Against this historical
backdrop, the search for a new decentralized framework looks like a
reversion to the earlier dream pursued by ur-socialists and
ur-capitalists. Yet with today’s technologies, one can imagine the dream
actually being realized under a hybrid “sociapitalism.” After all,
while it once took months or years to make accurate assessments of the
volume of economic activity or trade, these data are increasingly
available in real time.
But data
can be problematic. Whereas some is managed by governments and
international institutions, much is held elsewhere, including at
universities (Johns Hopkins in the case of COVID-19 data), individuals (as in the Harvard University economist Raj Chetty’s compilation of consumer data),
and companies (which keep it as a commercial secret).
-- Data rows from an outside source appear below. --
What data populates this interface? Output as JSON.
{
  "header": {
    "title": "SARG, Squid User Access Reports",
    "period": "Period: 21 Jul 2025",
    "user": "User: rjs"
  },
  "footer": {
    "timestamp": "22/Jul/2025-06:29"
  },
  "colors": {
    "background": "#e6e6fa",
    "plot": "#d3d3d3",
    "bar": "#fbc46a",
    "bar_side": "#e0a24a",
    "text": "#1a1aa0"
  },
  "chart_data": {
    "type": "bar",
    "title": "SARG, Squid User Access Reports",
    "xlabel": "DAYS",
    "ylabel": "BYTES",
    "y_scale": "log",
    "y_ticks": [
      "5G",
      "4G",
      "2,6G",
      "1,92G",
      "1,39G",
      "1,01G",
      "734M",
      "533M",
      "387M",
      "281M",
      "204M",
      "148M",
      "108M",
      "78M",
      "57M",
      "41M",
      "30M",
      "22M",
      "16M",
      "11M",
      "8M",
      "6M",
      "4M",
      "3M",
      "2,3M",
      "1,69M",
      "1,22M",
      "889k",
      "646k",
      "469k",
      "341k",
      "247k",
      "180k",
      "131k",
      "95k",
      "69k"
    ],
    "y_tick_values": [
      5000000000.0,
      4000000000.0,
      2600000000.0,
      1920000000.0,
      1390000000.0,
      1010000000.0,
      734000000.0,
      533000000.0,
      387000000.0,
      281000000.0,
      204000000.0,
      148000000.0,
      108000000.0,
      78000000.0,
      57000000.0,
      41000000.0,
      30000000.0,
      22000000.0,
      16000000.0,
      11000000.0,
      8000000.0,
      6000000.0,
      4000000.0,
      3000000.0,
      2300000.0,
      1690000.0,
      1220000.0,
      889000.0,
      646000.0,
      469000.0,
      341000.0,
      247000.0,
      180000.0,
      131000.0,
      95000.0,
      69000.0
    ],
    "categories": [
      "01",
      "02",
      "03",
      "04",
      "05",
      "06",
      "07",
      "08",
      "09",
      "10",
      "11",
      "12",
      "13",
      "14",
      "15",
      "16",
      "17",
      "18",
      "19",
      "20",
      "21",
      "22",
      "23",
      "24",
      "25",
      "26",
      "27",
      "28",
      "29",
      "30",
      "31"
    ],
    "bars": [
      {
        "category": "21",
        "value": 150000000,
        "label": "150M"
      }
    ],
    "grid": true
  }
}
In the case of
governments and companies especially, there is a constant tendency to
suppress data that is inconvenient or uncomfortable.
Moreover, the
COVID-19 pandemic has shone a harsh light on the ways health outcomes
are linked to social and economic disparities, and this realization has
led to the politicization of other data, such as that relating to crime
incidence, incomes, and ethnic identities.The early nineteenth-century
struggles were fights over the ownership of the means of production, but
we can now be much more specific about what that concept involves. What
is most needed today is a broad-based movement to secure ownership of
data, following on the model of early nineteenth-century workers’
demands to own their own labor. Can data be shared in ways that
maximizes the benefits without compromising social interests,
individuality, or privacy? Capitalists and socialists of the world must
unite to answer that question. They have nothing to lose but their data.